Collaborative Technologist | Sr Principal Mechanical Analyst | Software Tool Development | Additive Manufacturing
11 年Maybe the new First to Market companies now realize that First to Scale is even more important...and they are doing it by introducing great products everybody wants coupled with pricing strategies aumed to grow fast (free with in-app purchases?). Thanks for the article!
Democratic candidate for Emerald Coast Utilities Authority District 3
11 年Mobile hasn't killed anything. In fact, as the North American home of Airbus we are poised for our greatest golden age yet.
Consulting, Strategic Planning, Research, Business Development, Fundraising
11 年Instagram was not the first mover in photo sharing. There were other apps out there they just weren't winning over many users. And those to market earlier than Instagram include are fairly young but well known a photo sharing company...Flickr. So in fact Instagram did enjoy the benefit of seeing what earlier photo apps lacked. Namely that they bore no real difference from the available web based photo sharing and were not making the most of the mobile platform.
Strategic Marketer. Brand Architect. Communications Coach.

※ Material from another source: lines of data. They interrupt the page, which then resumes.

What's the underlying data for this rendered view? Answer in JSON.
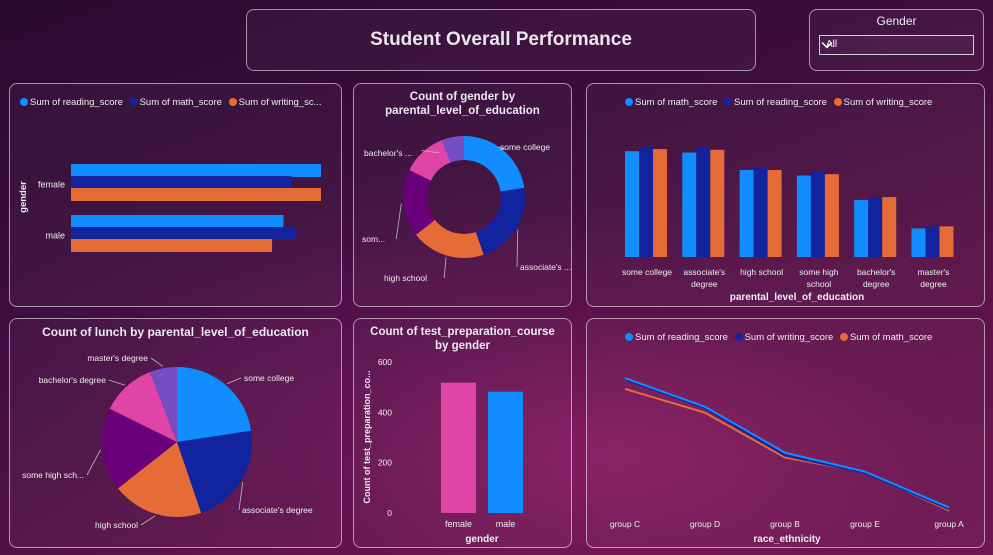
{
  "header": {
    "title": "Student Overall Performance"
  },
  "slicer": {
    "label": "Gender",
    "value": "All"
  },
  "colors": {
    "blue": "#118dff",
    "navy": "#12239e",
    "orange": "#e66c37",
    "pink": "#e044a7",
    "purple": "#6b007b",
    "violet": "#744ec2"
  },
  "chart_data": [
    {
      "type": "bar",
      "orientation": "horizontal",
      "legend": [
        "Sum of reading_score",
        "Sum of math_score",
        "Sum of writing_sc..."
      ],
      "ylabel": "gender",
      "categories": [
        "female",
        "male"
      ],
      "series": [
        {
          "name": "Sum of reading_score",
          "values": [
            37300,
            31700
          ]
        },
        {
          "name": "Sum of math_score",
          "values": [
            32900,
            33500
          ]
        },
        {
          "name": "Sum of writing_sc...",
          "values": [
            37300,
            30000
          ]
        }
      ]
    },
    {
      "type": "pie",
      "variant": "donut",
      "title": "Count of gender by parental_level_of_education",
      "labels": [
        "some college",
        "associate's ...",
        "high school",
        "som...",
        "bachelor's ..."
      ],
      "slices": [
        {
          "label": "some college",
          "value": 226
        },
        {
          "label": "associate's degree",
          "value": 222
        },
        {
          "label": "high school",
          "value": 196
        },
        {
          "label": "some high school",
          "value": 179
        },
        {
          "label": "bachelor's degree",
          "value": 118
        },
        {
          "label": "master's degree",
          "value": 59
        }
      ]
    },
    {
      "type": "bar",
      "legend": [
        "Sum of math_score",
        "Sum of reading_score",
        "Sum of writing_score"
      ],
      "xlabel": "parental_level_of_education",
      "categories": [
        "some college",
        "associate's degree",
        "high school",
        "some high school",
        "bachelor's degree",
        "master's degree"
      ],
      "series": [
        {
          "name": "Sum of math_score",
          "values": [
            15200,
            15000,
            12500,
            11700,
            8200,
            4100
          ]
        },
        {
          "name": "Sum of reading_score",
          "values": [
            15800,
            15800,
            12800,
            12300,
            8600,
            4400
          ]
        },
        {
          "name": "Sum of writing_score",
          "values": [
            15500,
            15400,
            12500,
            11900,
            8600,
            4400
          ]
        }
      ]
    },
    {
      "type": "pie",
      "title": "Count of lunch by parental_level_of_education",
      "labels": [
        "some college",
        "associate's degree",
        "high school",
        "some high sch...",
        "bachelor's degree",
        "master's degree"
      ],
      "slices": [
        {
          "label": "some college",
          "value": 226
        },
        {
          "label": "associate's degree",
          "value": 222
        },
        {
          "label": "high school",
          "value": 196
        },
        {
          "label": "some high school",
          "value": 179
        },
        {
          "label": "bachelor's degree",
          "value": 118
        },
        {
          "label": "master's degree",
          "value": 59
        }
      ]
    },
    {
      "type": "bar",
      "title": "Count of test_preparation_course by gender",
      "xlabel": "gender",
      "ylabel": "Count of test_preparation_co...",
      "categories": [
        "female",
        "male"
      ],
      "values": [
        518,
        482
      ],
      "ylim": [
        0,
        600
      ],
      "yticks": [
        "0",
        "200",
        "400",
        "600"
      ]
    },
    {
      "type": "line",
      "legend": [
        "Sum of reading_score",
        "Sum of writing_score",
        "Sum of math_score"
      ],
      "xlabel": "race_ethnicity",
      "categories": [
        "group C",
        "group D",
        "group B",
        "group E",
        "group A"
      ],
      "series": [
        {
          "name": "Sum of reading_score",
          "values": [
            22800,
            18000,
            10300,
            7100,
            1100
          ]
        },
        {
          "name": "Sum of writing_score",
          "values": [
            22600,
            17800,
            9800,
            6900,
            800
          ]
        },
        {
          "name": "Sum of math_score",
          "values": [
            21000,
            17000,
            9500,
            7000,
            600
          ]
        }
      ]
    }
  ]
}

11 年...If that's the case then how do the brands of yesteryear still remain lucrative or in that fact, how does any brand stand the test of time and how will that affect the nation that is to be the future? Are we not then encouraging a fickle nation, a nation loyal to nothing other than that which self-benefits? Anyways, perhaps I've dived too deep... for me, if you're interested in investing in "App-Vertising" it still boils down to unveiling the deep and meaningful insights that will create brand resonance and shift the consumer-brand relationship, that is win their hearts and minds and you'll win their wallets and time. It's not just about creating an app it's about creating an app that is relevant and useful. If constant innovation is the key, then it should be the innovation of people's minds.
Strategic Marketer. Brand Architect. Communications Coach.
11 年15 years ago you were fortunate if at 16/17yrs of age you had a mobile phone. Now, if you don’t have one/ access to one at the age of 8years, you’re in the minority of the population. So as for the future, mobile is big now and could possibly get bigger. At this moment in time it appears to be one of the most prominent avenues for digital advertising. But as has been alluded to "innovators" are scrambling to look for whats new.. what will be the next leapfrogger ie will mobile remain in the lead for future platforms? The generation that will be the key influencers in the future are those that were born into the digital era. They unlike their predecessors, are open to most things digital. In fact one could argue that they has been shaped as a result of technology’s rapid growth: this generation talk in text, they grew up on BBM’s and Whatsapps, they download apps/games etc on mobile, pc, tablets etc. They have access to databases through mobile networking as a direct result of applications such as BBM/Whatsapp/MixIT etc. The youth today, who are connected, use their mobiles/pc's etc to self-promote, build their personal brand and establish you they are in their “social world”. They're evolving and because they are everything evolves with them. Their preferences, their interests, their habits etc. Is the insight then that in order to remain relevant amongst the influencers of tomorrow, brands need to be as changeable as they are, ie innovative to the point that loyalty is no longer required and sustainability no longer an issue?